Plaintiff’s expectation of recovering in excess of $52,000,000 and opinion that the official duty privilege defense was totally without merit does not, standing alone, under the circumstances of this case, satisfy the burden of making a showing that the 998 Offer was not in good faith. Accordingly, the court denies the motion to strike the memorandum of costs in its entirety.
Excessive.
Plaintiff further argues that the expert witness fees are excessive because the fees are invoiced by Medical Consultant Services, Inc. and the damages sought were economic, not personal injury.
Plaintiff is accurate the Cost Memorandum references Medical Consultant Services, Inc., but the court also notes the expert is Richard Ruiz, MBA, CFE. Furthermore, Defense Counsel attests that fees were incurred by Ruiz, an expert forensic economist. Medical Consultant Services was a third-party expert broker that Ruiz used for billing, document production, and communications. (Traver Decl. at ¶3.) When Plaintiff seeks economic damages arising from loss of business, the retention of an economic expert is reasonable.
Sharing Expert Costs.
Plaintiff lastly argues that the expert witness fee should be reduced because Defendants indicated the economic expert was being shared with the consolidated co-Defendants of Boeldt and Andrade. In their Motion to Transfer and Consolidate, Defense Counsel stated in the points and authorities and his declaration that a reason to justify the transfer and consolidation was because the Defendants were sharing the costs of a forensic economist. (Exhs. E [Traver Decl. at ¶9] and F [p. 7:10-11] to Pearcy’s Decl.)

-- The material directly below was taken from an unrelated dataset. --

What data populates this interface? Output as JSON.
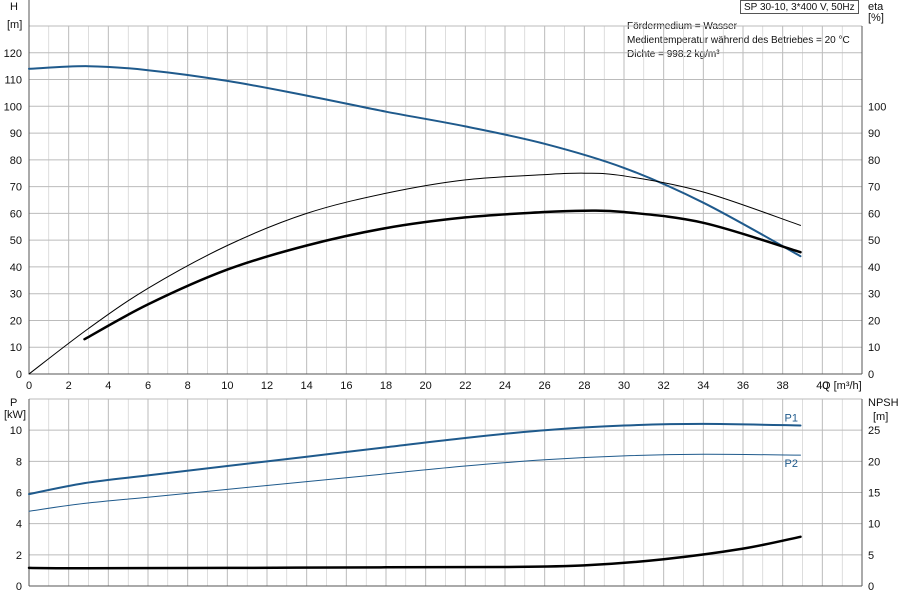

Defendants argue that the amount listed for the expert fee is the amount paid by the County. Ruiz’s invoices were not split between the parties. Rather, Counsel’s understanding is that Ruiz issued separate invoices to each side. (Traver Decl. at ¶4.)
For purposes of establishing that the Economist’s billed amount for 36.5 hours to review extensive records (2 inch thick) and for verbal report preparation, as well as additional time to prepare P&L Statements, etc., represents an allocated share to the County for work performed in this case, the court requires more than the hearsay and counsel’s understandings contained in counsel’s declaration. The court requires a declaration by Ruiz that the bill represents an allocation between the consolidated cases, especially since the issue of damages is identical in the consolidated cases.
Consequently, the court reduces the invoices generated by Medical Consultant Services, Inc. by one half as an allocation of the expert’s work performed on behalf of the defendants between the two consolidated cases.
TENTATIVE RULING
The court grants, in part, the motion to tax and awards reduced costs to the Defendants as follows:
• $9,411.25 for expert witness fees. • $10,558.21 for remaining uncontested costs.